105 Años de la primera expedición para
alcanzar el Polo Sur. Un semicírculo con una bandera flameando sobre una
carpa iluminada y unos esquís haciendo de espantapájaros alrededor. Con esa
imagen, el doodle que apareció hace cuatro días conmemoraba la expedición de
Roald Amundsen. Ni bien lo vi, me vinieron muchos recuerdos a la cabeza.
Papá
tenía la costumbre de preguntarnos por distintas cosas. Si estábamos caminando
por la 9 de Julio y divisaba al ceibo que se mece sobre la entrada de la Casa
de las Américas, había un deber de estar atento a responder por el nombre del
árbol. Lo mismo sucedía cuando uno se percataba del nido de un hornero, las flores
pisoteadas del jacarandá, los pequeños algodones de azúcar del palo borracho, o
quién estaba representado en un determinado monumento. Esa, más que ninguna
otra, era su manera de enseñarnos.
Una
de esas tantas inquisiciones paternales estuvo enfocada en un tema que, me
atrevo a afirmar, fue una de sus obsesiones: las expediciones al Polo Sur. En
este caso, luego de que le diera otra demostración de mi ignorancia, me llevó
hasta el living, sacó dos libros de la biblioteca y se sentó en el sillón
conmigo. Mientras corría las páginas y me mostraba algunas ilustraciones, me
contó que Amundsen, un noruego, había sido el primero en llegar al polo. Un mes
más tarde, su competidor en la empresa, Scott, sería el primer testigo de su
propia derrota. Así y todo, la expedición inglesa sería la que se mantendría en
la memoria popular en los años venideros, atento a su trágico final.
Las
causas son varias, aunque las que tengo más presentes en este momento se
remiten a peores condiciones climáticas en la segunda partida y al uso de ponies.

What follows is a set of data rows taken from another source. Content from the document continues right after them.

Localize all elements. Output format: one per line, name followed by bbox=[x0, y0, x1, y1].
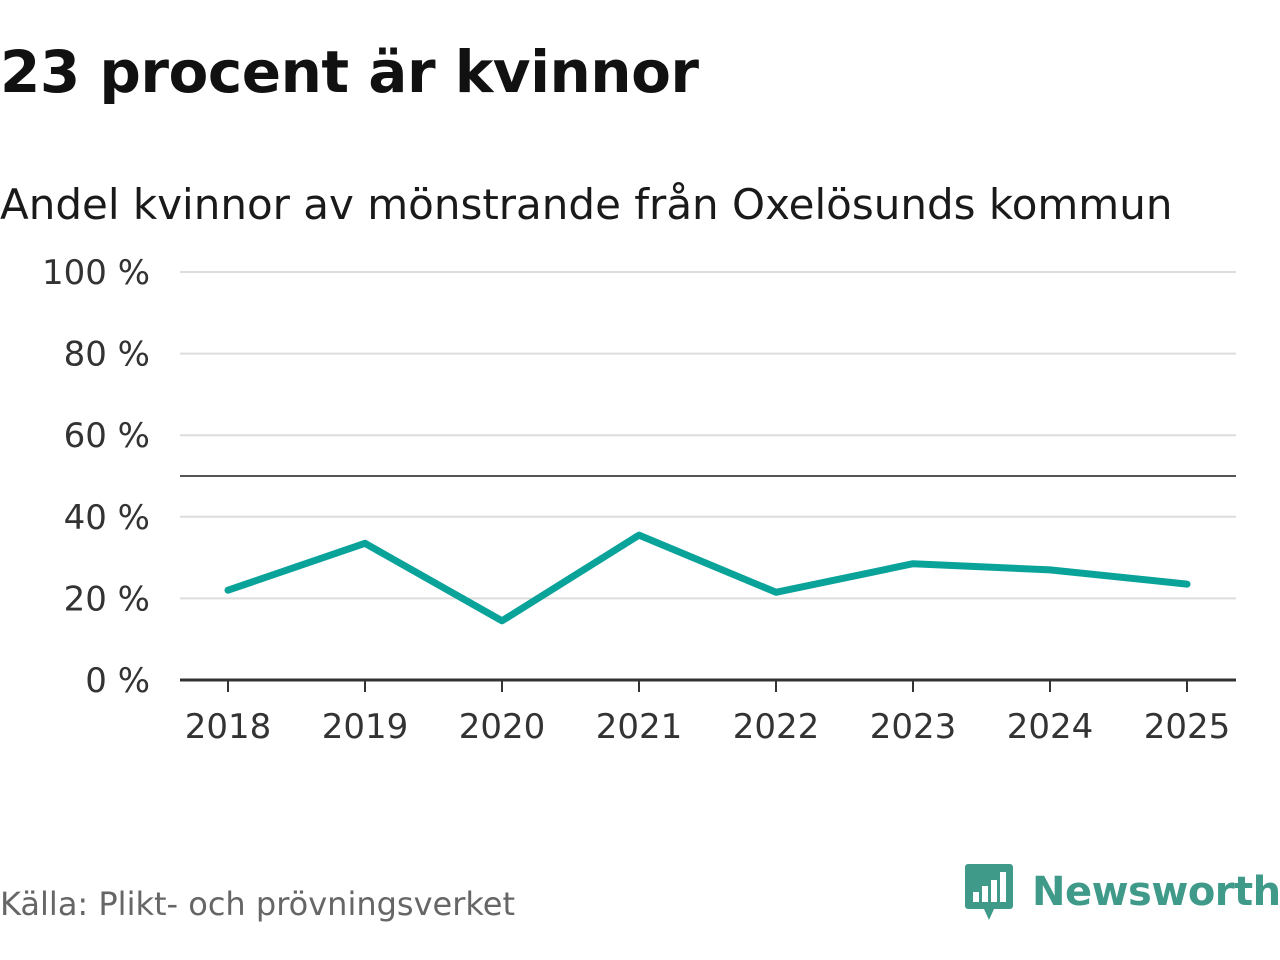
bar-chart-pin-icon bbox=[965, 864, 1013, 920]
page-title: 23 procent är kvinnor bbox=[0, 38, 699, 106]
x-axis-tick-labels: 2018 2019 2020 2021 2022 2023 2024 2025 bbox=[185, 707, 1231, 747]
x-tick-label: 2024 bbox=[1007, 707, 1094, 747]
brand-logo: Newsworthy bbox=[964, 862, 1280, 922]
x-tick-label: 2023 bbox=[870, 707, 957, 747]
y-axis-tick-labels: 0 % 20 % 40 % 60 % 80 % 100 % bbox=[42, 253, 150, 701]
chart-title: Andel kvinnor av mönstrande från Oxelösu… bbox=[0, 180, 1173, 229]
series-line bbox=[224, 531, 1191, 625]
y-tick-label: 80 % bbox=[64, 335, 150, 375]
source-note: Källa: Plikt- och prövningsverket bbox=[0, 885, 515, 923]
series-layer bbox=[224, 531, 1191, 625]
x-tick-label: 2025 bbox=[1144, 707, 1231, 747]
y-tick-label: 40 % bbox=[64, 498, 150, 538]
x-tick-label: 2018 bbox=[185, 707, 272, 747]
grid-lines bbox=[180, 271, 1236, 600]
y-tick-label: 100 % bbox=[42, 253, 150, 293]
x-tick-label: 2021 bbox=[596, 707, 683, 747]
x-tick-label: 2022 bbox=[733, 707, 820, 747]
y-tick-label: 0 % bbox=[85, 661, 150, 701]
x-axis bbox=[180, 678, 1236, 692]
x-tick-label: 2019 bbox=[322, 707, 409, 747]
y-tick-label: 20 % bbox=[64, 579, 150, 619]
brand-name: Newsworthy bbox=[1032, 869, 1280, 915]
y-tick-label: 60 % bbox=[64, 416, 150, 456]
x-tick-label: 2020 bbox=[459, 707, 546, 747]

Sí, por más extraño que les haya sonado a mis amigos cuando hablamos del asunto,
se pueden observar fotos de equinos marchando por el continente antártico. Afortunadamente,
Google intercedió en esta disputa a mi favor contra las acusaciones de
mitomanía de siempre.
Hay
dos detalles que nunca voy a poder borrarme de la cabeza. Uno, es la heroica
decisión de un miembro de la expedición que, al percatarse del grave estado en
que se encontraba, abandonó la tienda en plena tormenta para no retrasar al
resto del equipo. I am just going outside
and may be some time. El otro, probablemente inverosímil, fue el hallazgo
del cuerpo de Scott ocho meses posterior a su muerte, inclinado todavía con la
pluma sobre su diario. La última entrada rezaba For God’s sake, look after our people.
Cuánto
hay de verdad en esas versiones que me relató mi viejo, realmente no importa. Prefiero
creerlas. Las historias fueron hechas para ser contadas y, en cuanto mejores sean,
es indistinto el método que se utilice para narrarlas. Como suelo alegar en mi
defensa, no hay mentiras, sólo exageraciones.